De son côté, l’empereur Alexandre était bien aise de voir de près ces hommes qui, soit qu’ils chargeassent sur sa cavalerie, soit qu’ils marchassent sur son infanterie, suffisaient, par leur seule présence, pour les arrêter ou les contenir. Il arriva un moment qu’il s’était placé devant nos feux. Napoléon fut le prendre par la main, et le retira de là, en lui disant : « Une maladresse pourrait causer un grand malheur. » Alexandre répondit : « Avec des hommes comme ceux-là, il n’y a rien à craindre. » Après le défilé, qui fut très bien exécuté, on mit à l’ordre du jour les témoignages de la satisfaction que l’empereur Alexandre avait plusieurs fois manifestée pendant les manoeuvres.

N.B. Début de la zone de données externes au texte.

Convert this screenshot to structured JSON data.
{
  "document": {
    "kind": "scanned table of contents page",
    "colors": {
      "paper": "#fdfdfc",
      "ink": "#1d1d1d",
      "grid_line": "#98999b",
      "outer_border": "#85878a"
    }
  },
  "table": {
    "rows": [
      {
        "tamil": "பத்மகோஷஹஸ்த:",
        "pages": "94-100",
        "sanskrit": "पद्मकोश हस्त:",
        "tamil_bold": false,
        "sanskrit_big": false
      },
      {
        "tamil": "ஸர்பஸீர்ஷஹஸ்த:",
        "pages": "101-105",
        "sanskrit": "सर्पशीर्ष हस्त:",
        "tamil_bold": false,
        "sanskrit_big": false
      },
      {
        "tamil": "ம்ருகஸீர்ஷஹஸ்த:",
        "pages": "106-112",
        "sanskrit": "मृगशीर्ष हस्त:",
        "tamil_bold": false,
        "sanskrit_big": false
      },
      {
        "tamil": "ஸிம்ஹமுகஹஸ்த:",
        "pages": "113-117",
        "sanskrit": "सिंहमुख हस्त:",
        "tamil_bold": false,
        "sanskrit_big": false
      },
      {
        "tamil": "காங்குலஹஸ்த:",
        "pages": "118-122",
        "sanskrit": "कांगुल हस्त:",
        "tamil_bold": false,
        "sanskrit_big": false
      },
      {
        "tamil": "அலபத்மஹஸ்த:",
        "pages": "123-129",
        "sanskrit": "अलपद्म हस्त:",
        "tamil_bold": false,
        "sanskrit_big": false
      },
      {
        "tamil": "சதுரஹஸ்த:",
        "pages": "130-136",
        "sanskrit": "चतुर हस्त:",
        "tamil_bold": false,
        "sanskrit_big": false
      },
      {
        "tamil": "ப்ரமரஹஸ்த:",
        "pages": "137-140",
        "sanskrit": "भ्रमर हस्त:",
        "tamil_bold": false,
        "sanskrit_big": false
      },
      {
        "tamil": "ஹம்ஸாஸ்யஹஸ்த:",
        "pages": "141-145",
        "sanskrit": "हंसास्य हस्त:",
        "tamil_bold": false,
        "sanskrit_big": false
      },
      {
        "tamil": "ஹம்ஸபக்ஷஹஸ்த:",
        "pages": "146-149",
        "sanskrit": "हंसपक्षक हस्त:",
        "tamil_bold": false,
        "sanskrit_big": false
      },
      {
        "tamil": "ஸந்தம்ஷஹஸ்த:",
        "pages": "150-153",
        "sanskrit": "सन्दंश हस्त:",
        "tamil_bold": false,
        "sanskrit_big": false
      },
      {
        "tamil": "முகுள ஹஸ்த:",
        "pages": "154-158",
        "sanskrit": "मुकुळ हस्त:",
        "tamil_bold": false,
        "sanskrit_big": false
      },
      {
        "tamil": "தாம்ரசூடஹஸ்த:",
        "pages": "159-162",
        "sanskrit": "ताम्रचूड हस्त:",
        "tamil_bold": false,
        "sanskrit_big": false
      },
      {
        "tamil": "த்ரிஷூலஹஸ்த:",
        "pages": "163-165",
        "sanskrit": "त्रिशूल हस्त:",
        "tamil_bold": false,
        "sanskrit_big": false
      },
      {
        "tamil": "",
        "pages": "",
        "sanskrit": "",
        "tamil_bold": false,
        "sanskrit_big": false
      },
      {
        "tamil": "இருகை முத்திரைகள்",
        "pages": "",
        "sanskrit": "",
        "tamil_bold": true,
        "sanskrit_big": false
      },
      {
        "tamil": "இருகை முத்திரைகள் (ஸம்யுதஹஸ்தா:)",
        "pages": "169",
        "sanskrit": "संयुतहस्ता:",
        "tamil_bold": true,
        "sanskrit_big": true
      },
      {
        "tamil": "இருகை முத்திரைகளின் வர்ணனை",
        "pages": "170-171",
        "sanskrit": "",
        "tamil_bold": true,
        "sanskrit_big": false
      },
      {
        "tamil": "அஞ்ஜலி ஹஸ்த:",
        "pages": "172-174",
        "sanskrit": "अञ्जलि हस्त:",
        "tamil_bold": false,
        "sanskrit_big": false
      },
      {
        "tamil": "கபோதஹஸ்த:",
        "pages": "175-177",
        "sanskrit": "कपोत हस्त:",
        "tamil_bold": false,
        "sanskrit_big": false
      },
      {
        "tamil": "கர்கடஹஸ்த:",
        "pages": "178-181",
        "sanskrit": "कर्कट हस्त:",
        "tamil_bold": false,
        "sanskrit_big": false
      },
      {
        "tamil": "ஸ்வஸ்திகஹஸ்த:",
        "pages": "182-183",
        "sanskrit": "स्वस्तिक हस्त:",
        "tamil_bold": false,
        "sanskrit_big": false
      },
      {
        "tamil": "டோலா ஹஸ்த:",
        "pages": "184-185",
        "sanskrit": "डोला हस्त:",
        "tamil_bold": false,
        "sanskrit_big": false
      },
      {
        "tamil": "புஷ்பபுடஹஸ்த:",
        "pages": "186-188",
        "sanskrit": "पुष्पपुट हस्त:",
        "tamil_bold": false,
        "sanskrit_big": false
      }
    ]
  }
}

28 juin. – Arrivée de S. M. le roi de Prusse [4]Il est arrivé à Tilsit à midi (idem) . J’étais en faction en bas des escaliers de la rue, quand l’Empereur Napoléon vint le recevoir à la descente de sa voiture. Il lui prit la main et le fit passer devant pour monter les escaliers. Ce n’était pas la réception du 26, c’était un roi vaincu qui venait demander un morceau de sa couronne brisée.
La Garde à pied donna à dîner, dons la plaine située derrière notre faubourg, aux 800 gardes russes qui faisaient le service auprès de leur souverain. Pendant le dîner, les gardes prussiennes arrivèrent; elles furent accueillies et traitées avec le plus vif empressement; en général, on les préférait aux Russes, probablement parce qu’ils étaient Allemands. Il y eut beaucoup de saouleries, surtout chez les Russes, mais il n’y eut ni querelles, ni désordre. Du reste, les officiers des trois puissances étaient là, pour arrêter toute manifestation contraire à la bonne harmonie.
Pendant mon séjour à Tilsitt, je reçus une lettre du vieux général Lacoste, du Puy, pour son fils, général de division du génie, aide de camp de l’Empereur [5]André Bruno Lacoste (1775 – 1809). Je fus très bien reçu, et il me promit de s’intéresser à moi.
Un soir que j’étais en faction sur les bords du Niémen, j’eu l’occasion de remarquer combien les nuits sont courtes dans le Nord, à cette époque de l’année. C’était le 23 juin. Placé en sentinelle à 11 heures du soir, il faisait encore assez clair pour lire une lettre et quand on me releva à une heure du matin, la nuit s’était écoulée et le jour avait reparu.
Les entrevues et les événements de Tilsitt me firent connaître une infinité de grands personnages de l’Europe, que je remarquai avec plaisir et que j’étais bien aise d’observer. Peu d’occasions où l’on avait vu autant d’hommes marquants, réunis dans un si petit endroit.
3 juillet. – Les négociations pour la conclusion de la paix presque terminées, les 2e régiments de chaque arme de la Garde reçurent l’ordre de partir le lendemain pour Königsberg et ensuite pour la France. Cette nouvelle fut accueillie avec une grande démonstration de joie. La glorieuse paix qui venait d’être signée à Tilsitt nous dédommageait bien de tous les maux que nous avions soufferts pendant ces quatre grandes, rudes et vigoureuses campagnes, mais nous n’en étions pas moins désireux de nous reposer un peu plus longtemps, de laisser râteliers d’armes nos lourds fusils et sur la planche nos incommodes sacs, sauf à les reprendre l’un et l’autre, si l’indépendance de la France réclamait nos bras et notre vie. Pour le moment, nous en avions assez.